Untrue. There are small models that produce better output than the previous "flagships" like GPT-2. Also, you can achieve much more than we currently do with far less energy by working on novel, specialised hardware (neuromorphic computing).

[–] queermunist@lemmy.ml 5 points 11 hours ago

Your example is strange because, as far as I know, GPTs aren't economical either.

[–] SupraMario@lemmy.world 1 points 9 hours ago (1 children)

Why is it getting an AGI stamp now?

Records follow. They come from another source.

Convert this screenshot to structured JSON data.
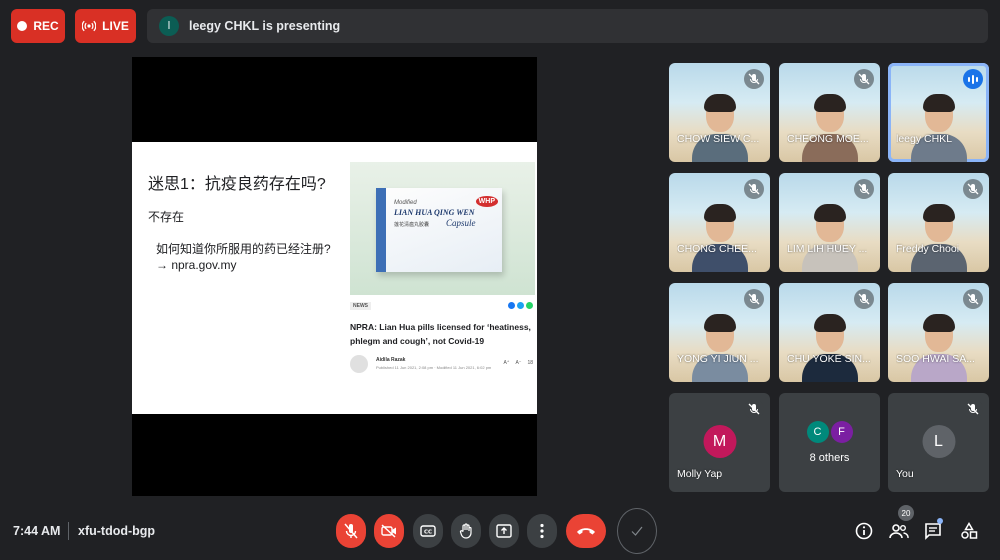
{
  "top_bar": {
    "rec_label": "REC",
    "live_label": "LIVE",
    "presenter_initial": "l",
    "presenting_text": "leegy CHKL is presenting"
  },
  "slide": {
    "title": "迷思1：抗疫良药存在吗?",
    "line1": "不存在",
    "line2": "如何知道你所服用的药已经注册?",
    "line3": "→ npra.gov.my",
    "article": {
      "box_modified": "Modified",
      "box_brand": "LIAN HUA QING WEN",
      "box_cn": "莲花清瘟丸胶囊",
      "box_capsule": "Capsule",
      "box_badge": "WHP",
      "news_tag": "NEWS",
      "headline": "NPRA: Lian Hua pills licensed for ‘heatiness, phlegm and cough’, not Covid-19",
      "author_name": "Aidila Razak",
      "author_meta": "Published 11 Jun 2021, 2:08 pm · Modified 11 Jun 2021, 6:02 pm",
      "font_larger": "A⁺",
      "font_smaller": "A⁻",
      "comments": "18"
    }
  },
  "participants": [
    {
      "name": "CHOW SIEW C..."
    },
    {
      "name": "CHEONG MOE..."
    },
    {
      "name": "leegy CHKL"
    },
    {
      "name": "CHONG CHEE..."
    },
    {
      "name": "LIM LIH HUEY ..."
    },
    {
      "name": "Freddy Chooi"
    },
    {
      "name": "YONG YI JIUN ..."
    },
    {
      "name": "CHU YOKE SIN..."
    },
    {
      "name": "SOO HWAI SA..."
    }
  ],
  "molly": {
    "initial": "M",
    "name": "Molly Yap"
  },
  "others": {
    "initial_1": "C",
    "initial_2": "F",
    "label": "8 others"
  },
  "you": {
    "initial": "L",
    "name": "You"
  },
  "bottom_bar": {
    "time": "7:44 AM",
    "meeting_code": "xfu-tdod-bgp",
    "people_count": "20"
  },
  "colors": {
    "background": "#202124",
    "danger": "#ea4335",
    "rec": "#d93025",
    "accent": "#8ab4f8",
    "molly_avatar": "#c2185b",
    "you_avatar": "#5f6368",
    "others_c": "#00897b",
    "others_f": "#7b1fa2"
  }
}
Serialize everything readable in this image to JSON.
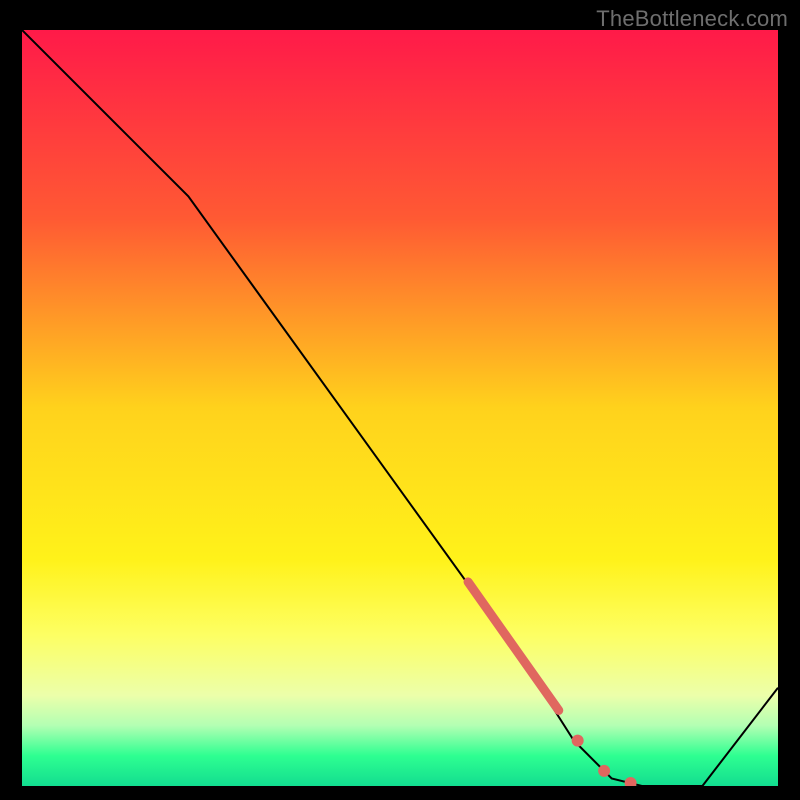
{
  "watermark": "TheBottleneck.com",
  "chart_data": {
    "type": "line",
    "title": "",
    "xlabel": "",
    "ylabel": "",
    "xlim": [
      0,
      100
    ],
    "ylim": [
      0,
      100
    ],
    "background_gradient": {
      "stops": [
        {
          "offset": 0.0,
          "color": "#ff1a49"
        },
        {
          "offset": 0.25,
          "color": "#ff5a33"
        },
        {
          "offset": 0.5,
          "color": "#ffd21c"
        },
        {
          "offset": 0.7,
          "color": "#fff21a"
        },
        {
          "offset": 0.8,
          "color": "#fdff63"
        },
        {
          "offset": 0.88,
          "color": "#ecffaa"
        },
        {
          "offset": 0.92,
          "color": "#b3ffb3"
        },
        {
          "offset": 0.96,
          "color": "#2eff91"
        },
        {
          "offset": 1.0,
          "color": "#12dd90"
        }
      ]
    },
    "series": [
      {
        "name": "bottleneck-curve",
        "stroke": "#000000",
        "stroke_width": 2,
        "points": [
          {
            "x": 0,
            "y": 100
          },
          {
            "x": 22,
            "y": 78
          },
          {
            "x": 66,
            "y": 17
          },
          {
            "x": 73,
            "y": 6
          },
          {
            "x": 78,
            "y": 1
          },
          {
            "x": 82,
            "y": 0
          },
          {
            "x": 90,
            "y": 0
          },
          {
            "x": 100,
            "y": 13
          }
        ]
      }
    ],
    "marker_band": {
      "name": "emphasis-segment",
      "color": "#e0675f",
      "stroke_width": 9,
      "points": [
        {
          "x": 59,
          "y": 27
        },
        {
          "x": 71,
          "y": 10
        }
      ]
    },
    "marker_dots": {
      "name": "emphasis-dots",
      "color": "#e0675f",
      "r": 6,
      "points": [
        {
          "x": 73.5,
          "y": 6
        },
        {
          "x": 77.0,
          "y": 2
        },
        {
          "x": 80.5,
          "y": 0.4
        }
      ]
    }
  }
}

I was under the impression humanity has not delivered a sentient AI? Which is what the AGI title was supposed to be used for...has that been pulled back again?

[–] communist@lemmy.frozeninferno.xyz 5 points 7 hours ago* (last edited 7 hours ago) (1 children)

Agi has nothing to do with sentience, which cannot be measured, openai, I think validly, defines it as a system that can do all intellectual labor.

[–] SupraMario@lemmy.world 1 points 6 hours ago (1 children)

So it's now, can it do anything a human can do?...sans emotional traits.

[–] communist@lemmy.frozeninferno.xyz 4 points 6 hours ago* (last edited 6 hours ago)

It was never about sentience, sentience is a meaningless, unmeasurable term.

It's a question of if it can replace humans in the workforce.

artificial general intelligence means it's able to generalize its intelligence, not sentience at all.